再看那兩名刺客,想殺她們的那個被燕修遠一劍封喉,倒地氣絕身亡。脖子上一條細細的傷口,正緩緩往外滲着血,可以看出燕修遠下手之淩厲狠絕。
而另一個剛被南柒打傷的人,也被燕修遠隔空點穴給定住了手腳,但還未等他們去拷問,那人腮幫子動了下,然後就咬破了牙縫裏的毒藥,當場服毒自盡。
南柒從精神高度緊張到突然放松,整個人坐在地上大口大口地喘着精氣,一顆心都仿佛要跳出來了。到此時,南柒才真正地體會到了死亡來臨時的恐懼感。
燕修遠一身肅殺,臉色冷若冰霜,頂着滿眼恐怖的戾氣直奔她們而來,在溫含嫣面前停下,看了渾身是血的南柒一眼,然後單手拉着溫含嫣的胳膊扶起她,問了句“受傷了沒有?”
溫含嫣站都站不穩,人就直接挂在了燕修遠身上,不停地哆嗦着,哭得花容失色,驚恐萬狀“哇,修遠哥哥,幸虧……幸虧你回來了,嫣兒差點見不到你了,我哥哥他……”
燕修遠道“我扶你回房休息,有人去救他了,放心吧。”
兩人經過南柒時,溫含嫣抽泣道“南柒,你受傷了,都是我不好,連累了你。修遠哥哥,南柒受傷了,你先扶她進屋吧。”

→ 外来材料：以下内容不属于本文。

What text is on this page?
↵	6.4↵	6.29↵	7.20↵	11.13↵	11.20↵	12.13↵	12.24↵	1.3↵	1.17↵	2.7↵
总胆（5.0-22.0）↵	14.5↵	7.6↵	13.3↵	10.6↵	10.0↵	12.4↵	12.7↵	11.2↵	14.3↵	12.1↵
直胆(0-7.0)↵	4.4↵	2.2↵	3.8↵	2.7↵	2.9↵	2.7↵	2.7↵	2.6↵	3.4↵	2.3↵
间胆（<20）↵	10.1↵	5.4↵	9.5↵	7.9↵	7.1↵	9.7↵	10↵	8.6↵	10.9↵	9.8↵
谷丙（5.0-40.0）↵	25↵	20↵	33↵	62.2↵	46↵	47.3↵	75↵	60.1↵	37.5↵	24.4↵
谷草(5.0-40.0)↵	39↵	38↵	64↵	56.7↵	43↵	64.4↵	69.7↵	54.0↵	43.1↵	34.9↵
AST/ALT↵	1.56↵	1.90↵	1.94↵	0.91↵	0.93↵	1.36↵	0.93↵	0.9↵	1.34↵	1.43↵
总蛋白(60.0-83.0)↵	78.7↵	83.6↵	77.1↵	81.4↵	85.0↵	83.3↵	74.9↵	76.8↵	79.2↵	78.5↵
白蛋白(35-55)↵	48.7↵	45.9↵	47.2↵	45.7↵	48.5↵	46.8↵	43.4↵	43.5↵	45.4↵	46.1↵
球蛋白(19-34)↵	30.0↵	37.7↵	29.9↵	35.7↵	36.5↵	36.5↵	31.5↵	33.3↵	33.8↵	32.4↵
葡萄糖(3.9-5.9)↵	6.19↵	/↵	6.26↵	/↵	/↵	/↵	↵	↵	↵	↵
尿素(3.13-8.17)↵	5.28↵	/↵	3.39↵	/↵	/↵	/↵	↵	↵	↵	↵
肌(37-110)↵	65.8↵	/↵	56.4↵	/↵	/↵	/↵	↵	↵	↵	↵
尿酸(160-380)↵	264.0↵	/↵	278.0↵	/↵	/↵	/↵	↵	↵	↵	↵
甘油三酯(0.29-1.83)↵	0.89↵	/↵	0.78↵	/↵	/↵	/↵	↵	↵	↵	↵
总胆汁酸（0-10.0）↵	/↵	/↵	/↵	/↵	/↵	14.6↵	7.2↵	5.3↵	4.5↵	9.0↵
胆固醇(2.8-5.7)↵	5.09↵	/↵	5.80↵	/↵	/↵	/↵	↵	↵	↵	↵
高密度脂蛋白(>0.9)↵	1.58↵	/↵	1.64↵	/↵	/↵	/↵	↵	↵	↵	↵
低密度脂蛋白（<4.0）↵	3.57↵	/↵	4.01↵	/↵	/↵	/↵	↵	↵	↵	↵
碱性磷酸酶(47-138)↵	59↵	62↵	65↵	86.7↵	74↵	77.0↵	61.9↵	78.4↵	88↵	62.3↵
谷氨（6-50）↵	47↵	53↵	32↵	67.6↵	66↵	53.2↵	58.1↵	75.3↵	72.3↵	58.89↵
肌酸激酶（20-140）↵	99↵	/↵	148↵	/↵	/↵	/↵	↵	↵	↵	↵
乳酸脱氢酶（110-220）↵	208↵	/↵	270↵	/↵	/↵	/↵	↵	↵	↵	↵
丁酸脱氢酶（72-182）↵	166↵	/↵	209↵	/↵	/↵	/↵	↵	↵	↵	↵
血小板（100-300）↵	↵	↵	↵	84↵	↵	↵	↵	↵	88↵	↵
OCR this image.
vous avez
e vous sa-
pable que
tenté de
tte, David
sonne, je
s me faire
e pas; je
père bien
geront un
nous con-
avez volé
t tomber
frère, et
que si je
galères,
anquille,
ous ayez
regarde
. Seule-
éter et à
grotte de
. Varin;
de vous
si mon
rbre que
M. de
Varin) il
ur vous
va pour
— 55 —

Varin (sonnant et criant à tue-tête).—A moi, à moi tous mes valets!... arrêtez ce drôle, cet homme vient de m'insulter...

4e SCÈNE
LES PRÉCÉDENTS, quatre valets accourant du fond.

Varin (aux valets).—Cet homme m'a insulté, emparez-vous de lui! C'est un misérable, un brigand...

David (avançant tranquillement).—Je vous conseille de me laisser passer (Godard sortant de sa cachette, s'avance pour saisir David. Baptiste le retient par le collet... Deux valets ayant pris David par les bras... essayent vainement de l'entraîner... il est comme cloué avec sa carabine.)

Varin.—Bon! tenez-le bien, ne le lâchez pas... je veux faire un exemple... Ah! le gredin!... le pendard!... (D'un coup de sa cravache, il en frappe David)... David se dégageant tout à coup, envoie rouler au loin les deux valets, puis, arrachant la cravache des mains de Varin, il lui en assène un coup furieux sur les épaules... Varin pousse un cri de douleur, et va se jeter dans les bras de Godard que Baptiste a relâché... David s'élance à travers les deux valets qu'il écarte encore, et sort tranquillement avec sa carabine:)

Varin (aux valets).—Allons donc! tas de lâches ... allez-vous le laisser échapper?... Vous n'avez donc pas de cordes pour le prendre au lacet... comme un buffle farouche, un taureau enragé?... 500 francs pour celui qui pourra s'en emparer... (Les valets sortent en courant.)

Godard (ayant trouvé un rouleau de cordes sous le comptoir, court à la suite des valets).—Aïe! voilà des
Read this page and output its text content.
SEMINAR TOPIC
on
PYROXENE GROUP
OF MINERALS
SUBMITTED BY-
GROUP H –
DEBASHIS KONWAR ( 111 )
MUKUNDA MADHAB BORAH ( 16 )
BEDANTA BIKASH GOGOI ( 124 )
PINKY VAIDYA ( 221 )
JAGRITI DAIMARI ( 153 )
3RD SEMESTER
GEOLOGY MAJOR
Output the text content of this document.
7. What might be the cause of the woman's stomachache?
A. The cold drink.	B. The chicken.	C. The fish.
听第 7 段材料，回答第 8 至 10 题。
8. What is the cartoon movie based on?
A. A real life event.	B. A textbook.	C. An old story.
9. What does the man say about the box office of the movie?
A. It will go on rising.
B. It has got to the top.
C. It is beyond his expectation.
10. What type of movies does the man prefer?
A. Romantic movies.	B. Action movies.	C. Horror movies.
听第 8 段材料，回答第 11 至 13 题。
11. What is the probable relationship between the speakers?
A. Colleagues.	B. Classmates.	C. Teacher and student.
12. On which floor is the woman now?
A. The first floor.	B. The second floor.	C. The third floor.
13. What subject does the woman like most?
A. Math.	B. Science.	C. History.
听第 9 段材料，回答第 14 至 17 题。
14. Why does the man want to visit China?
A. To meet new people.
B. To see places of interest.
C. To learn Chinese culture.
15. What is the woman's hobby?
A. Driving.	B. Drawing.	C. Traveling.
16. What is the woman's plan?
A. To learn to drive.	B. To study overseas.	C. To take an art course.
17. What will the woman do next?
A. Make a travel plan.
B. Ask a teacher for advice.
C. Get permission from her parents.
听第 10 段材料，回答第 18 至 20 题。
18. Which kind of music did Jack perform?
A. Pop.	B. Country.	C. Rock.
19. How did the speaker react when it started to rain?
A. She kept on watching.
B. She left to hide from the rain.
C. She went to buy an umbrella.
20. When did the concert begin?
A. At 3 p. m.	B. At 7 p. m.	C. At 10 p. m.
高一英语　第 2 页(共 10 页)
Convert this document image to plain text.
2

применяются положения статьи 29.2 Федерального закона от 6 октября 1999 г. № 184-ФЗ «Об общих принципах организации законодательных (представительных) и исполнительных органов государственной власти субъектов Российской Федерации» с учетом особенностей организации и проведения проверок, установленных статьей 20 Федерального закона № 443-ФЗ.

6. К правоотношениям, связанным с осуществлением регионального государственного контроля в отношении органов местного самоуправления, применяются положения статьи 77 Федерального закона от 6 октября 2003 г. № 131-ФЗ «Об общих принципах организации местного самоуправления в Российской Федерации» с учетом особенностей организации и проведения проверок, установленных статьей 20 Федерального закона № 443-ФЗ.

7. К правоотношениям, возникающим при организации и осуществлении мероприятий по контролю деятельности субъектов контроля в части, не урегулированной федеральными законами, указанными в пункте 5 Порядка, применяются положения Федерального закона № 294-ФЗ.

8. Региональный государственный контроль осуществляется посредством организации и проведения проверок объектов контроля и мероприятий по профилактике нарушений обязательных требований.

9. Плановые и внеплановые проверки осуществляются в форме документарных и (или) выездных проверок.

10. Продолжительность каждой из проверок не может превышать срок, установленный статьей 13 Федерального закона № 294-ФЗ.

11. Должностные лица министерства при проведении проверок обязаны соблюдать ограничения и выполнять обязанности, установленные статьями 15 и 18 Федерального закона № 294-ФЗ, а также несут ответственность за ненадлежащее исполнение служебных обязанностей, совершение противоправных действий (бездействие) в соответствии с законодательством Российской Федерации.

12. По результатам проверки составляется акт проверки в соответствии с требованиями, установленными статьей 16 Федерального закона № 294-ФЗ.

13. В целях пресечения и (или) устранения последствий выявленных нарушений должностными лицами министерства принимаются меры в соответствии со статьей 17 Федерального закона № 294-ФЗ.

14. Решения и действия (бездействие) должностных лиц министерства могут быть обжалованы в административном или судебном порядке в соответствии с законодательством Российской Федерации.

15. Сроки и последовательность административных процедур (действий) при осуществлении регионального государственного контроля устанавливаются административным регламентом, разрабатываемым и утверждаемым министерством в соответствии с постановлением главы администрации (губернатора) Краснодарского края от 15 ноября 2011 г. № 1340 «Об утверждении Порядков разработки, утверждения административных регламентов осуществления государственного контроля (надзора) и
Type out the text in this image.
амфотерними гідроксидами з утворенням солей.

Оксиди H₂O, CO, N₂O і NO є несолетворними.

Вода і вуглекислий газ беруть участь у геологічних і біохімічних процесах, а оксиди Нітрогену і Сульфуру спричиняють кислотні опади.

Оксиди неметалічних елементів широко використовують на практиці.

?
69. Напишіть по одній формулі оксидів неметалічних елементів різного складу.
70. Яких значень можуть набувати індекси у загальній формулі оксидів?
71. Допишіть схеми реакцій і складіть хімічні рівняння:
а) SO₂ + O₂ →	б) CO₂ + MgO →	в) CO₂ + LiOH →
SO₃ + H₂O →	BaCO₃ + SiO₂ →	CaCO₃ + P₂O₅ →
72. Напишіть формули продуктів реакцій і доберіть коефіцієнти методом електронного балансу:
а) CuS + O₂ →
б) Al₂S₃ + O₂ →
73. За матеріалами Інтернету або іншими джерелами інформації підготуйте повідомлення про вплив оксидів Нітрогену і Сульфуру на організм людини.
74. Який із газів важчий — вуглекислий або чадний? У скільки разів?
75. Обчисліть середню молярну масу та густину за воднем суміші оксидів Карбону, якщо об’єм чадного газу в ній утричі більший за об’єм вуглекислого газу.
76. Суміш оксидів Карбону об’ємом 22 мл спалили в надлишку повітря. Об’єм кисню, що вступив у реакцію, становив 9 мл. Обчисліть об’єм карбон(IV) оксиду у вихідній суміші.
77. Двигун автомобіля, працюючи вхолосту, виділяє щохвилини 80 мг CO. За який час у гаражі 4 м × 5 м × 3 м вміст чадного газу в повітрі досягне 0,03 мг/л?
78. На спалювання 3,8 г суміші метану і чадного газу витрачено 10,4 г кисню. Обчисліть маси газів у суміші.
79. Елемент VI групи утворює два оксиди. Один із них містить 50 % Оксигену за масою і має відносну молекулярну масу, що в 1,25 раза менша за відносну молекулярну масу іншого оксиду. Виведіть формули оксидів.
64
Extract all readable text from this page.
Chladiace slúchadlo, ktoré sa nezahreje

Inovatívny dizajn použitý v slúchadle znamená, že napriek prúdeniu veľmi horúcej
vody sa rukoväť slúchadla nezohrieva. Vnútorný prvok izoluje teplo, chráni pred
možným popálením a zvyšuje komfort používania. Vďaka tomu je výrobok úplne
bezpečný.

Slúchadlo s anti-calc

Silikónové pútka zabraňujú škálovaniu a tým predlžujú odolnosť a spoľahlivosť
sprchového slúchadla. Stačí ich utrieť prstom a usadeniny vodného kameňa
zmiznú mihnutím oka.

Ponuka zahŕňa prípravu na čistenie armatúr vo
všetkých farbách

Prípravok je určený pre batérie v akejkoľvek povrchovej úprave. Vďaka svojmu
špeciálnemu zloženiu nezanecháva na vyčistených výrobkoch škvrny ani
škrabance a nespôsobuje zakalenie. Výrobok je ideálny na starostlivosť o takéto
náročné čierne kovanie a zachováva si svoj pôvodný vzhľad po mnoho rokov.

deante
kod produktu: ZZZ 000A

燕修遠俯視着狼狽不堪的傅南柒,朝她伸出另一隻手,森嚴道“先起來。”
燕修遠的态度帶着壓抑的怒火,南柒莫名煩躁。他對她生氣?氣她沒保護好溫含嫣嗎?
看也不看燕修遠,南柒冷冷回道“不勞小王爺費心,死不了。”
南柒掙紮着想站起來,一動才發現左手臂一條血淋淋的傷口還在不停地流着血,她這才感覺到了鑽心的疼痛。她龇牙咧嘴地倒吸着冷氣,小臉擰成了一團,強忍着壓住傷口處爬起來,一咬牙,臉又痛得半死。
周圍氣溫驟降,南柒感受旁邊傳來兩道能凍死她的目光,她心中冷然,跟死亡比起來,這點皮肉傷算什麽?她從來不是個矯情的人,但也不想做吃力不讨好的事情,救溫含嫣是一種本能,卻不是她的責任。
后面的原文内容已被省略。